O Globo
É Natal e deveríamos poder falar de temas
mais leves. Mas alguém viu aí Lula ou Geraldo Alckmin falando sobre segurança
digital? Talvez Sergio Moro? Ciro Gomes ou João Doria? O governo de Jair
Bolsonaro, nós já sabemos, não tem ideia a respeito do assunto. E, no tempo do
comércio eletrônico, na antevéspera de Natal, quem precisou rastrear uma encomenda
pelo site dos Correios não pôde. Você precisa saber se tem de dar um pulo com
urgência numa loja para comprar o que não chegará em tempo? A informação não
existe, houve mais um ataque hacker. O colapso digital do Ministério da Saúde
está a caminho da terceira semana, e o desastre segue. Enquanto isso, o
presidente cortou a verba de investimento em tecnologia da Receita Federal para
dar um aumento às polícias. Que ideia excelente.
Se não está ainda claro, deveria: o Estado brasileiro está sob ataque de um grupo hacker.
O país tem um governo paranoicamente
obcecado com segurança nacional. Sente-se ameaçado pela China, teme a invasão
europeia da Amazônia, o general que dirige a agência de inteligência acredita
que há um complô para o assassinato do presidente, e o intelectual que inspira
a todos vê comunistas em todo lugar onde alguém ousa pensar.
O Estado, porém, é atacado concretamente em
sua infraestrutura essencial, e o presidente está de férias no Guarujá,
dançando funk. Os outros três candidatos que compartilham com Bolsonaro o topo
das pesquisas falaram em público nesta semana, em vídeos pela internet. O
Brasil está sob ataque, nenhum deles entrou a sério no assunto.
Quando a empresa privada responsável por
20% do abastecimento de combustível nos EUA sofreu um ataque no início deste
ano, uma equipe de especialistas do FBI amanheceu em seus escritórios. O
presidente Joe Biden limpou sua agenda naquela manhã para se fechar no Salão
Oval com o Conselho de Segurança Nacional. Ao longo das primeiras 24 horas, as
principais consultorias de segurança da informação já haviam divulgado
relatórios públicos detalhados sobre os métodos de ação do grupo responsável. É
informação preciosa para que outros possam evitar novas invasões.

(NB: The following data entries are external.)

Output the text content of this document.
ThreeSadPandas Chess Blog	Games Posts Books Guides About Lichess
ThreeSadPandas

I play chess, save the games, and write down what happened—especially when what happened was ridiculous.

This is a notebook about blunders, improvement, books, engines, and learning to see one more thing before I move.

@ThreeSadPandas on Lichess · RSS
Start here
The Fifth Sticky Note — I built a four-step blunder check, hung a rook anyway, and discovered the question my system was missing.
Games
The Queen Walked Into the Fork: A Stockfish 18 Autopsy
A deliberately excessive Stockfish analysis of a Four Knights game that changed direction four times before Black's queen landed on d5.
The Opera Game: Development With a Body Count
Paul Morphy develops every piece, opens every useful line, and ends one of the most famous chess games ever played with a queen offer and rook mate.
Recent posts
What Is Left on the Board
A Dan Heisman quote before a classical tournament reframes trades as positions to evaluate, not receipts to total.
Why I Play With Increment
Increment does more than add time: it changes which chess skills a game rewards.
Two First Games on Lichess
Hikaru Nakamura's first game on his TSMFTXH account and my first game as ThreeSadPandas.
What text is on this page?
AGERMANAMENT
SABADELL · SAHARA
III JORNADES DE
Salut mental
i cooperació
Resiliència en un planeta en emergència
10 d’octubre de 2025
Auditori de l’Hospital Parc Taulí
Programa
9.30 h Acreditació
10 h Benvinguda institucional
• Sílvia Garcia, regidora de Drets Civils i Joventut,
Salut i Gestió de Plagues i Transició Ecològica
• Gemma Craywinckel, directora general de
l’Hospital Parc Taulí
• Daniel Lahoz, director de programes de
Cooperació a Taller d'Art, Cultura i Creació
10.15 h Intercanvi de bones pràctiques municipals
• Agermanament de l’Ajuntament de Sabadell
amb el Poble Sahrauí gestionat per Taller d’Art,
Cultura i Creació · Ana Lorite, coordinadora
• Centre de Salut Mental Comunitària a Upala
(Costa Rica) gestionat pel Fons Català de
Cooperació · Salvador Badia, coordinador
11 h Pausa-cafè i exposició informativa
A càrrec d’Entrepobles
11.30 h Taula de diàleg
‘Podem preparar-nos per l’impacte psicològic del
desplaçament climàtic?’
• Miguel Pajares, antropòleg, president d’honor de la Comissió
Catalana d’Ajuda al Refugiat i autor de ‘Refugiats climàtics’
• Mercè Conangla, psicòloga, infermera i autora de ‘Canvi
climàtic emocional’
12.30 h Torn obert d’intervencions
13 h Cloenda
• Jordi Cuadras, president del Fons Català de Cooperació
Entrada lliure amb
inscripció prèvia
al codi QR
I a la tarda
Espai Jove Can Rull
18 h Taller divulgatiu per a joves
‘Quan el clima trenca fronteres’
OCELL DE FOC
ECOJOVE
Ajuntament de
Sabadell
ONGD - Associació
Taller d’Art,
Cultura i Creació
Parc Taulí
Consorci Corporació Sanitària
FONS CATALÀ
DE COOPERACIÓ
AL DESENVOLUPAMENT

Faz duas semanas que, em meio a uma
pandemia, o Brasil perdeu a capacidade de ter dados precisos sobre mortes e
internações. Sobre como anda a vacinação. Se a variante Ômicron começar a se
espalhar rápido num dos estados menores, talvez demoremos alguns dias para
saber. E no dia 23 de dezembro o brasileiro perdeu a capacidade de acompanhar
suas entregas de Natal. Os Correios formam, hoje, parte da infraestrutura sem a
qual o comércio brasileiro não funciona. Todo o comércio brasileiro.
Que consultoria de segurança da informação
publicou um relatório sobre o grupo hacker Lapsus$? Nenhuma. Fontes no interior
do Ministério da Saúde informam que a invasão não ocorreu por técnica
sofisticada. Não: os hackers tinham logins e senhas. Mas, uma vez dentro do
sistema, sofisticados foram. Sabiam exatamente o que atacar. Parecem ser
brasileiros. Isso não quer dizer necessariamente que seja obra de gente
infiltrada. Pode ter sido um ataque planejado ao longo de muito tempo.
Esses não são hackers de Araraquara.
O governo que deveria estar completamente
mobilizado para resolver o problema é o de Bolsonaro. O governo que não foi
capaz de se defender é o atual. Mas não vamos nos enganar — se o analista de
inteligência Edward Snowden não houvesse contado que a Petrobras havia sido
hackeada, o governo de Dilma Rousseff nem saberia. Estamos, como país,
profundamente atrasados.
Nossos militares paranoicos ainda não
entenderam como se faz guerra hoje em dia.